D'ACCORD ME DIREZ-VOUS, MAIS CONCRETEMENT COMMENT FAIRE FACE A UN ENFANT QUI A TOUJOURS FAIM, OU A CELUI QUI NE VEUT PAS MANGER, EN PASSANT PAR LES GOURMANDS QUI VEULENT DES GATEAUX COMME LES AUTRES?

 

Ce n'est pas possible de tout détailler dans ce texte. Ne soyez pas frustré !

Chaque tranche d'âge à ces besoins,si on ajoute queça dépend aussi de l'enfant et de son histoireainsi que de vous,vous comprendrez qu'il serait présomptueux et mal à propos, de vous écrire la recette miracle.

 

En effet, ce n'est pas l'enfant qui prépare à manger mais les mère ou père. L'éducation n'est pas choisi par l'enfant mais par les mère et père.

 

Pour aider vos enfants, vous devez avant tout comprendre pourquoi manger telle ou telle chose. Cela s'appelle une éducation nutritionnelle. Vous devez aussi comprendre les étiquettages des produits et comment composer un repas avec des aliments en bonne quantité et de bonne qualité.
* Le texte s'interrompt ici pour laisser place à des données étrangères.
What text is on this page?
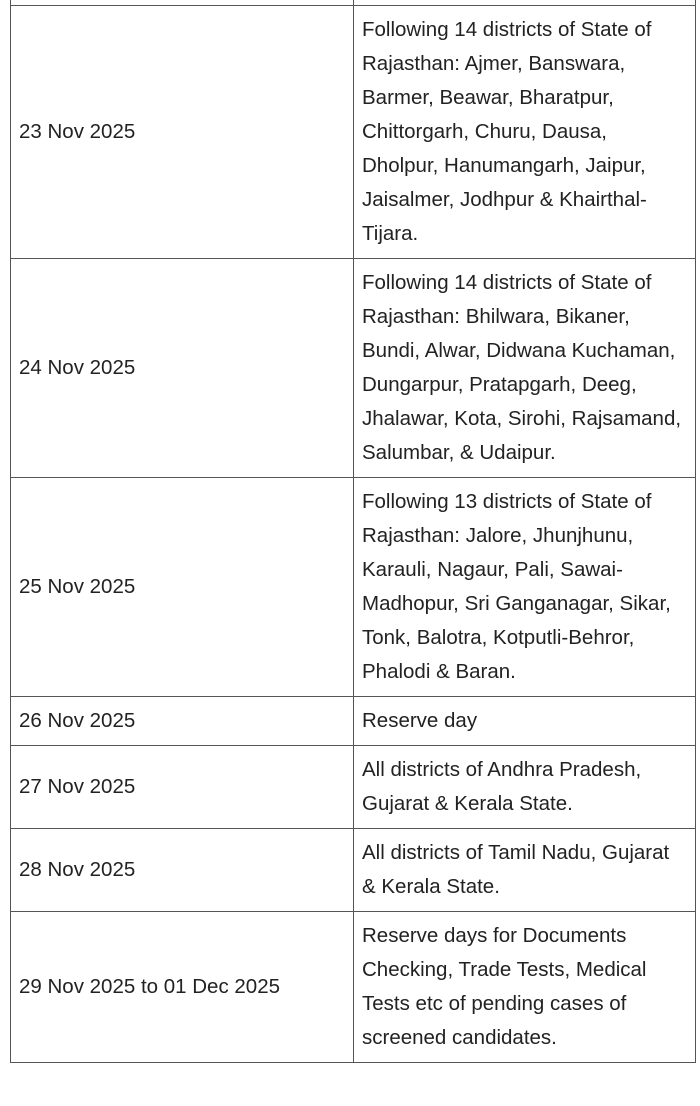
23 Nov 2025	Following 14 districts of State of Rajasthan: Ajmer, Banswara, Barmer, Beawar, Bharatpur, Chittorgarh, Churu, Dausa, Dholpur, Hanumangarh, Jaipur, Jaisalmer, Jodhpur & Khairthal-Tijara.
24 Nov 2025	Following 14 districts of State of Rajasthan: Bhilwara, Bikaner, Bundi, Alwar, Didwana Kuchaman, Dungarpur, Pratapgarh, Deeg, Jhalawar, Kota, Sirohi, Rajsamand, Salumbar, & Udaipur.
25 Nov 2025	Following 13 districts of State of Rajasthan: Jalore, Jhunjhunu, Karauli, Nagaur, Pali, Sawai-Madhopur, Sri Ganganagar, Sikar, Tonk, Balotra, Kotputli-Behror, Phalodi & Baran.
26 Nov 2025	Reserve day
27 Nov 2025	All districts of Andhra Pradesh, Gujarat & Kerala State.
28 Nov 2025	All districts of Tamil Nadu, Gujarat & Kerala State.
29 Nov 2025 to 01 Dec 2025	Reserve days for Documents Checking, Trade Tests, Medical Tests etc of pending cases of screened candidates.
Vous comprendrez aussi l'importance d'avoir une activité physique pour être en bonne santé.

 

C'est un travail long mais tellement indispensable !

 

Avant de commencer, retenez les 6 points essentiels :

1 - il n'y a pas de repas différents pour chaque membre de la famille,

2 – L'enfant ne décide pas du menu

3 - Il doit goûter à tout et ainsi s'ouvrir au goût.

4 - Il n'aime pas ? Ce n'est pas grave, un enfant à besoin qu'on lui présente un plat jusqu'à 7 fois avant d'arriver à l'aimer.

5 - Un enfant ne se laissera pas mourir de faim.

6 – Un enfant doit bouger.

 

Et si vraiment il vous fait un chantage affectif : l'enfant se fait vomir par exemple, n'hésitez pas à consulter un psychologue car le problème va au delà de l'alimentation, et ce n'est pas une faiblesse de consulter un spécialiste qui pourra vous aider.

 

Le secret est dans l'éducation nutritionnelle.N'hésitez pas à faire ce qu'il y a de mieux pour vos enfants et rapprochez vous d'un diététicien de votre région qui vous aidera et vous accompagnera dans votre démarche santé.

 

Hippocrate disait « que ton aliment soit ta seule médecine ». Je n'irai pas jusque là, mais c'est un premier pas vers la bonne santé.